Nel frattempo, per contrastare le insinuazioni americane, la Cina ha più volte affermato di non avere alcuna intenzione di perseguire l’egemonia. Tuttavia, non c’è modo per l’America di sapere se questo è ciò che la Cina pensa veramente, o semplicemente ciò che la Cina vuole che pensi; lì le discussioni tra le élite sono chiuse agli estranei, soprattutto dopo le recenti iniziative per una maggiore sicurezza.
La mancanza di un’azione cinese contro la Russia per opportunità geopolitica, nonostante la Russia abbia violato l’integrità territoriale di un altro paese – la cui protezione è uno dei principi più chiari della politica estera cinese – ha certamente esacerbato la sfiducia americana nei confronti di ciò che dice la Cina.
A meno che la Cina non permetta deliberatamente all’America di intercettare la sua leadership, o non si impegni in un programma di riforme politiche senza precedenti, non c’è nulla che la Cina possa fare per dissipare i dubbi dell’America. Il governo cinese in realtà riflette meglio i presupposti dell’“ipotesi della foresta oscura”: cercare di sapere cosa pensa veramente la leadership cinese è come cercare di capire cosa pensano i trisolariani.

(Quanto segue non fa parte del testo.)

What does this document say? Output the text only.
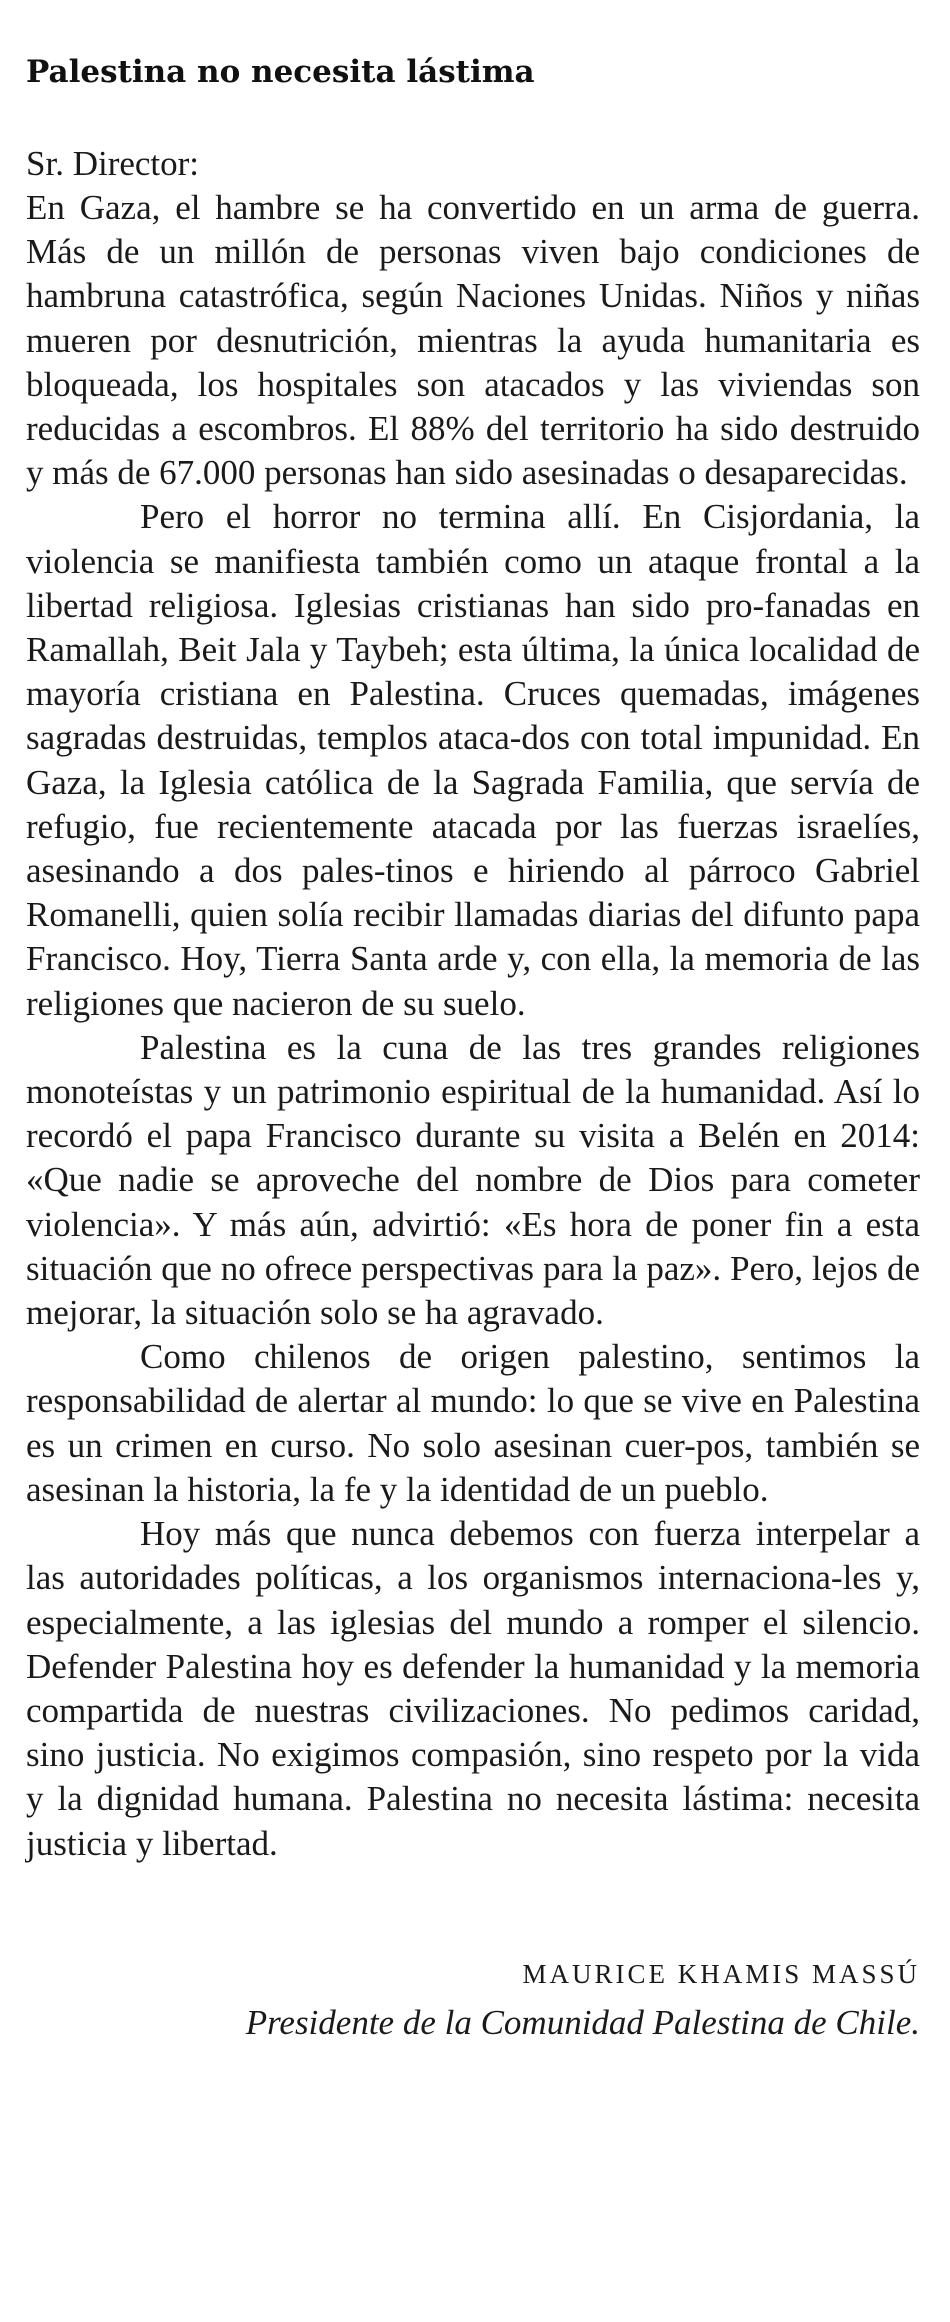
Palestina no necesita lástima

Sr. Director:

En Gaza, el hambre se ha convertido en un arma de guerra. Más de un millón de personas viven bajo condiciones de hambruna catastrófica, según Naciones Unidas. Niños y niñas mueren por desnutrición, mientras la ayuda humanitaria es bloqueada, los hospitales son atacados y las viviendas son reducidas a escombros. El 88% del territorio ha sido destruido y más de 67.000 personas han sido asesinadas o desaparecidas.

Pero el horror no termina allí. En Cisjordania, la violencia se manifiesta también como un ataque frontal a la libertad religiosa. Iglesias cristianas han sido pro-fanadas en Ramallah, Beit Jala y Taybeh; esta última, la única localidad de mayoría cristiana en Palestina. Cruces quemadas, imágenes sagradas destruidas, templos ataca-dos con total impunidad. En Gaza, la Iglesia católica de la Sagrada Familia, que servía de refugio, fue recientemente atacada por las fuerzas israelíes, asesinando a dos pales-tinos e hiriendo al párroco Gabriel Romanelli, quien solía recibir llamadas diarias del difunto papa Francisco. Hoy, Tierra Santa arde y, con ella, la memoria de las religiones que nacieron de su suelo.

Palestina es la cuna de las tres grandes religiones monoteístas y un patrimonio espiritual de la humanidad. Así lo recordó el papa Francisco durante su visita a Belén en 2014: «Que nadie se aproveche del nombre de Dios para cometer violencia». Y más aún, advirtió: «Es hora de poner fin a esta situación que no ofrece perspectivas para la paz». Pero, lejos de mejorar, la situación solo se ha agravado.

Como chilenos de origen palestino, sentimos la responsabilidad de alertar al mundo: lo que se vive en Palestina es un crimen en curso. No solo asesinan cuer-pos, también se asesinan la historia, la fe y la identidad de un pueblo.

Hoy más que nunca debemos con fuerza interpelar a las autoridades políticas, a los organismos internaciona-les y, especialmente, a las iglesias del mundo a romper el silencio. Defender Palestina hoy es defender la humanidad y la memoria compartida de nuestras civilizaciones. No pedimos caridad, sino justicia. No exigimos compasión, sino respeto por la vida y la dignidad humana. Palestina no necesita lástima: necesita justicia y libertad.

MAURICE KHAMIS MASSÚ
Presidente de la Comunidad Palestina de Chile.
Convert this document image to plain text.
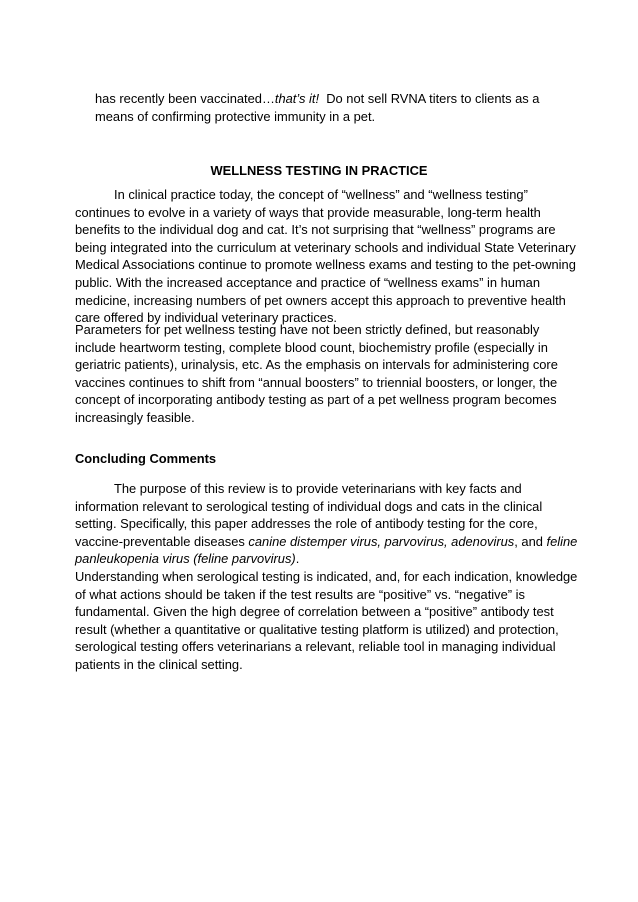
has recently been vaccinated…that’s it!  Do not sell RVNA titers to clients as a
means of confirming protective immunity in a pet.
WELLNESS TESTING IN PRACTICE
In clinical practice today, the concept of “wellness” and “wellness testing”
continues to evolve in a variety of ways that provide measurable, long-term health
benefits to the individual dog and cat. It’s not surprising that “wellness” programs are
being integrated into the curriculum at veterinary schools and individual State Veterinary
Medical Associations continue to promote wellness exams and testing to the pet-owning
public. With the increased acceptance and practice of “wellness exams” in human
medicine, increasing numbers of pet owners accept this approach to preventive health
care offered by individual veterinary practices.
Parameters for pet wellness testing have not been strictly defined, but reasonably
include heartworm testing, complete blood count, biochemistry profile (especially in
geriatric patients), urinalysis, etc. As the emphasis on intervals for administering core
vaccines continues to shift from “annual boosters” to triennial boosters, or longer, the
concept of incorporating antibody testing as part of a pet wellness program becomes
increasingly feasible.
Concluding Comments
The purpose of this review is to provide veterinarians with key facts and
information relevant to serological testing of individual dogs and cats in the clinical
setting. Specifically, this paper addresses the role of antibody testing for the core,
vaccine-preventable diseases canine distemper virus, parvovirus, adenovirus, and feline
panleukopenia virus (feline parvovirus).
Understanding when serological testing is indicated, and, for each indication, knowledge
of what actions should be taken if the test results are “positive” vs. “negative” is
fundamental. Given the high degree of correlation between a “positive” antibody test
result (whether a quantitative or qualitative testing platform is utilized) and protection,
serological testing offers veterinarians a relevant, reliable tool in managing individual
patients in the clinical setting.
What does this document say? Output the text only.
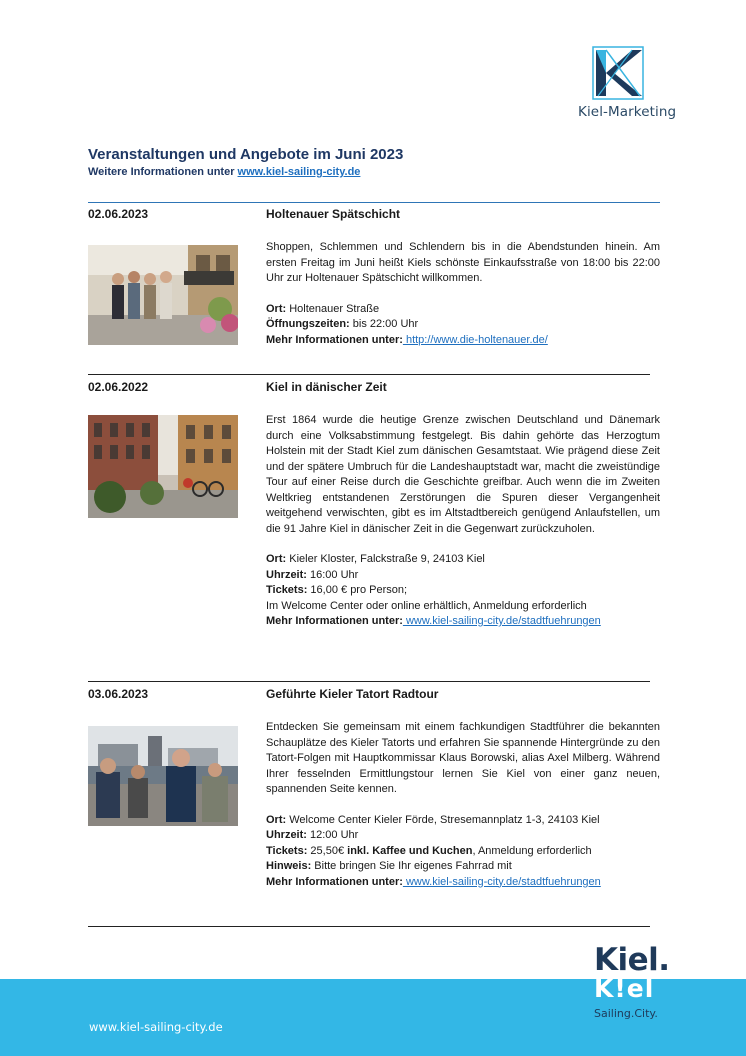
Kiel-Marketing
Veranstaltungen und Angebote im Juni 2023
Weitere Informationen unter www.kiel-sailing-city.de
02.06.2023	Holtenauer Spätschicht

Shoppen, Schlemmen und Schlendern bis in die Abendstunden hinein. Am ersten Freitag im Juni heißt Kiels schönste Einkaufsstraße von 18:00 bis 22:00 Uhr zur Holtenauer Spätschicht willkommen.

Ort: Holtenauer Straße
Öffnungszeiten: bis 22:00 Uhr
Mehr Informationen unter: http://www.die-holtenauer.de/
02.06.2022	Kiel in dänischer Zeit

Erst 1864 wurde die heutige Grenze zwischen Deutschland und Dänemark durch eine Volksabstimmung festgelegt. Bis dahin gehörte das Herzogtum Holstein mit der Stadt Kiel zum dänischen Gesamtstaat. Wie prägend diese Zeit und der spätere Umbruch für die Landeshauptstadt war, macht die zweistündige Tour auf einer Reise durch die Geschichte greifbar. Auch wenn die im Zweiten Weltkrieg entstandenen Zerstörungen die Spuren dieser Vergangenheit weitgehend verwischten, gibt es im Altstadtbereich genügend Anlaufstellen, um die 91 Jahre Kiel in dänischer Zeit in die Gegenwart zurückzuholen.

Ort: Kieler Kloster, Falckstraße 9, 24103 Kiel
Uhrzeit: 16:00 Uhr
Tickets: 16,00 € pro Person;
Im Welcome Center oder online erhältlich, Anmeldung erforderlich
Mehr Informationen unter: www.kiel-sailing-city.de/stadtfuehrungen
03.06.2023	Geführte Kieler Tatort Radtour

Entdecken Sie gemeinsam mit einem fachkundigen Stadtführer die bekannten Schauplätze des Kieler Tatorts und erfahren Sie spannende Hintergründe zu den Tatort-Folgen mit Hauptkommissar Klaus Borowski, alias Axel Milberg. Während Ihrer fesselnden Ermittlungstour lernen Sie Kiel von einer ganz neuen, spannenden Seite kennen.

Ort: Welcome Center Kieler Förde, Stresemannplatz 1-3, 24103 Kiel
Uhrzeit: 12:00 Uhr
Tickets: 25,50€ inkl. Kaffee und Kuchen, Anmeldung erforderlich
Hinweis: Bitte bringen Sie Ihr eigenes Fahrrad mit
Mehr Informationen unter: www.kiel-sailing-city.de/stadtfuehrungen
www.kiel-sailing-city.de
Kiel.
K!el
Sailing.City.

Pertanto, la base della sfiducia tra Cina e America non è banale, ma fondamentale per i rispettivi sistemi politici, e quindi difficilmente si ridurrà finché l’America rimarrà America e la Cina rimarrà Cina. Ciascun paese avrà motivo di guardare alle azioni dell’altro con grande sospetto.
Supponendo che la leadership di entrambi i paesi conosca bene le proprie controparti, sa anche che l’altra parte ha ampie ragioni (come spiegato sopra) per nutrire sfiducia, il che non fa altro che esacerbare il circolo vizioso.
Forse entrambi i paesi potrebbero trarre insegnamento dal problema dei tre corpi.
La guerra tra Trisolarani e Terrestri termina con la distruzione di entrambi i sistemi stellari; le uniche persone riuscite a fuggire viaggiano attraverso la Via Lattea per stabilirsi su un altro pianeta. Forse le energie in eccesso di ognuno possono essere indirizzate all’esplorazione e allo sfruttamento delle vaste risorse dell’universo, invece che alle faide qui sulla Terra; l’unica conclusione a quest’ultima linea d’azione, come nei libri, sarebbe la distruzione reciproca assicurata.
Sebbene l’“ipotesi della foresta oscura” sollevi il punto che le risorse sono limitate e che la competizione finale è inevitabile, John Maynard Keynes potrebbe avere la risposta a questa domanda: nel lungo periodo, siamo tutti morti; il tempo ha un modo di risolvere molti problemi.